The golden thread moved the same way, too.
Something rose in the air from below, from that water, and it took all the air from my lungs. Pressed against my skin. Coated my tongue.
Raw fae magic.
“Who comes to sever the life-bond?” the seer suddenly demanded .
Lyall’s voice was smooth, practiced, when he said, “I do.”
“Do you relinquish all claim to the soul bound to yours?”
The heaviness in the air increased. Lyall paused a heartbeat, and suddenly his eyes begged me.
“It’s not too late, Nilah. We can still stop, ” he whispered, so low I more read the words on his lips than heard his voice against the thundering of my heart.

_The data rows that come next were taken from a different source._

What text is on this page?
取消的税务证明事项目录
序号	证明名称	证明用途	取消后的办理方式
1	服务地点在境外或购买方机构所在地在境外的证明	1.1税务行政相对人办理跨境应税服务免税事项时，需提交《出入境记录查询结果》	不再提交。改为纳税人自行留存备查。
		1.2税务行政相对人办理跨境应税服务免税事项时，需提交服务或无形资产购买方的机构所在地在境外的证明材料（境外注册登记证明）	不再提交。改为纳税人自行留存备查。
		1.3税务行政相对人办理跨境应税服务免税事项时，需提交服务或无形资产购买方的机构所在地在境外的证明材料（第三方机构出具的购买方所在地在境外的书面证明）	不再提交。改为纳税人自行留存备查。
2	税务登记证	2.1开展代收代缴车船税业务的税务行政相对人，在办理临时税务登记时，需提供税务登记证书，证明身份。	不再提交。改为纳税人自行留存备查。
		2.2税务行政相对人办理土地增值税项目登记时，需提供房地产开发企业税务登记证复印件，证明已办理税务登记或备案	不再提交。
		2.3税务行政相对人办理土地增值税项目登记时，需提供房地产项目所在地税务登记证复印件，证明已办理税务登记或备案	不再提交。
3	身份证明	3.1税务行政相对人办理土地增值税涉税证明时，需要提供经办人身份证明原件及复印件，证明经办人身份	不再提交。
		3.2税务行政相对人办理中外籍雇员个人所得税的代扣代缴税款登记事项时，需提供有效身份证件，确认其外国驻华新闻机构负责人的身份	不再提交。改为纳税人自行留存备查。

Goose bumps rose all over my body. I breathed in, the air so thick I thought I might suffocate.
“Keep going,” I said, and my voice came out strong, the words crystal clear.
The look in his eyes shifted once more.
“ I do, ” he said again, this time with much more force.
Lyall no longer begged me.
The seer turned to me, though I wasn’t sure how I even knew, when I couldn’t see her. “And do you give your will freely? Do you accept the unbinding?”
Speaking again was like breaking through a fucking mountain. “ I do.”
The seer moved, stood up with the gracefulness of a young woman, her dress moving about her like it, too, felt whatever made the water and the golden thread move.
“By choice freely given and claim freely released, the bond is broken. May your paths now part or cross again by fate alone,” the seer said, and the heat in the air turned up.
The heat in my veins did the same.
Fear and panic suddenly fell over me like rain. I couldn’t look away from Lyall at all, like he was still holding my gaze locked on his on purpose—or maybe it was just the ritual. My mouth opened to scream because my body knew what was coming even if I didn’t, but no sound left me .
Something crawled under my skin, something powerful and fast and foreign. Something that didn’t belong to me—nor in me.
Then came the pain slicing through my chest, and a scream filled my ears, but it wasn’t my own.
It came from the seer.
She’d wrapped her fingers around the golden thread and I only saw it from my peripheral.
She let it go again and began to whisper other words, harsher ones that I didn’t understand.
She uttered them fast, each word slurred together as the pain in my chest intensified, and I couldn’t even look down at myself to see if I was bleeding.
I could only look at Lyall and see the pain reflecting in his eyes, too. He felt all of it together with me.
And just when I thought this was going to last forever, the golden thread between our shaking hands began to burn from the middle outwards, and fast.
The ashes fell into the shallow pool between us.
The water sizzled, hissed, turned warmer against my skin, and then all reflection on it vanished.
The scream finally ripped out of my lips.
My God, it hadn’t felt like breaking a bond at all. It felt like something being ripped apart from me, from my insides instead—and not the part that was new, that felt foreign, no. Not the cold, but the warmth!
The warmth that I’d once felt comfort in had frozen over the moment that thread had burned.
Everything in me cracked . A pressure I hadn’t even realized had been holding me together released. I gasped when no more voice came out of me, stumbling as something invisible continued to tear from my chest, leaving a void behind so cold it burned .
Someone called my name. The room tilted, my vision pulsed with light and dark and then light again.
My knees buckled and I fell forward, feeling my heart freeze over all the way. Within seconds, I was gone.